View from the House - Austin Mitchell MP
(Accountancy Age, 10 June 1999)
The UK accountancy bodies have always behaved like trade associations,
not guardians of the public interest. They seek economic advantages
for their
members. They lobby government departments to protect their interests.
They aim to shift the tax burdens from the rich to the poor.Yet
their PR
still claims that accountancy is a profession - independent,
respectable and
principled - and that accountants individually accept responsibility
for their
judgements and that they themselves serve the public interest,
accountability
and transparency. It's all a 19th century myth.
Personal responsibility is now increasingly replaced by incorporation
of firms. LLPs will, they hope, finalise this process. Rather than ethics,
social responsibility and professional
judgement, accountants shelter behind the latest accounting and
auditing
standards and their self-protecting ingenuities.
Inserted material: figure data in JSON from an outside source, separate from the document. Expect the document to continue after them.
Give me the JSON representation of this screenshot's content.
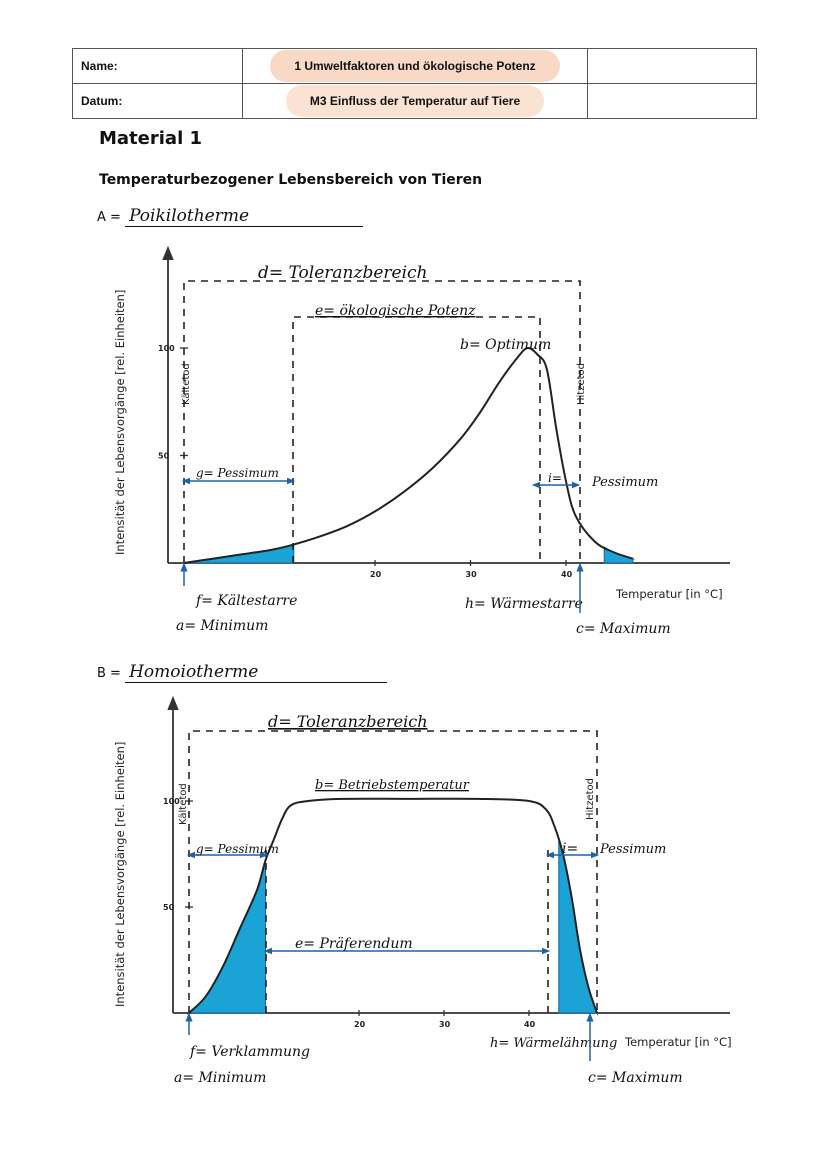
{
  "header": {
    "name_label": "Name:",
    "date_label": "Datum:",
    "topic": "1 Umweltfaktoren und ökologische Potenz",
    "material": "M3 Einfluss der Temperatur auf Tiere"
  },
  "material_title": "Material 1",
  "subtitle": "Temperaturbezogener Lebensbereich von Tieren",
  "section_a": {
    "prefix": "A =",
    "answer": "Poikilotherme"
  },
  "section_b": {
    "prefix": "B =",
    "answer": "Homoiotherme"
  },
  "colors": {
    "fill": "#1aa3d4",
    "curve": "#222222",
    "arrow": "#1f62a8"
  },
  "chart_data": [
    {
      "type": "area",
      "ylabel": "Intensität der Lebensvorgänge  [rel. Einheiten]",
      "xlabel": "Temperatur [in °C]",
      "x_ticks": [
        "20",
        "30",
        "40"
      ],
      "y_ticks": [
        "100",
        "50"
      ],
      "ylim": [
        0,
        120
      ],
      "series": [
        {
          "x": [
            0,
            3,
            6,
            9,
            11,
            14,
            17,
            20,
            23,
            26,
            29,
            31,
            33,
            35,
            36,
            37,
            38,
            39,
            40,
            41,
            43,
            45,
            47
          ],
          "y": [
            0,
            2,
            4,
            6,
            8,
            12,
            17,
            24,
            33,
            44,
            58,
            70,
            84,
            96,
            100,
            97,
            90,
            62,
            38,
            22,
            10,
            5,
            2
          ]
        }
      ],
      "annotations": {
        "d": "d= Toleranzbereich",
        "e": "e= ökologische Potenz",
        "b": "b= Optimum",
        "g": "g= Pessimum",
        "i": "i=",
        "i_text": "Pessimum",
        "f": "f= Kältestarre",
        "a": "a= Minimum",
        "h": "h= Wärmestarre",
        "c": "c= Maximum",
        "cold_death": "Kältetod",
        "heat_death": "Hitzetod"
      }
    },
    {
      "type": "area",
      "ylabel": "Intensität der Lebensvorgänge  [rel. Einheiten]",
      "xlabel": "Temperatur [in °C]",
      "x_ticks": [
        "20",
        "30",
        "40"
      ],
      "y_ticks": [
        "100",
        "50"
      ],
      "ylim": [
        0,
        120
      ],
      "series": [
        {
          "x": [
            0,
            2,
            4,
            6,
            8,
            9,
            10,
            11,
            12,
            14,
            18,
            26,
            34,
            40,
            42,
            43,
            44,
            45,
            46,
            47,
            48
          ],
          "y": [
            0,
            8,
            22,
            40,
            58,
            72,
            82,
            92,
            98,
            100,
            101,
            101,
            101,
            100,
            96,
            88,
            75,
            55,
            30,
            12,
            0
          ]
        }
      ],
      "annotations": {
        "d": "d= Toleranzbereich",
        "b": "b= Betriebstemperatur",
        "g": "g= Pessimum",
        "i": "i=",
        "i_text": "Pessimum",
        "e": "e= Präferendum",
        "f": "f= Verklammung",
        "a": "a= Minimum",
        "h": "h= Wärmelähmung",
        "c": "c= Maximum",
        "cold_death": "Kältetod",
        "heat_death": "Hitzetod"
      }
    }
  ]
}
The accountancy bodies claim to serve 'the public interest' but, when
I asked them how, none could indicate its meaning. Nor could they point
me to any part of their syllabuses
which encourages accountants to reflect on 'whose interest is
the public
interest'. Accountancy firms rarely publish any meaningful information
about their own affairs but they want it from everyone else.
The
accountancy bodies hide behind claims of ethics and transparency,
but rarely
apply either to their own affairs. The English ICA 'open' council
meetings are
a sham. ACCA and CIMA keep the public well away, and when I asked
why
ACCA had mysteriously dumped an officer, I was told it was its
own business
not mine. All companies publish details of the highest-paid executive's
salary. CIMA does not. ACCA officeholders take spouses and 'partners'
on worldwide travels at the members' expense, but the annual
report fails to
disclose who paid for whom. Under pressure, ACCA's chief executive
has been obliged to give the figures to the Privy Council Office,
but the annual
accounts remain silent. My enquiries get one-line replies inviting
me to
rearrange two words to form a well-known English phrase or expression.
So
much for the public interest.
Austin Mitchell is Labour MP for Great Grimsby.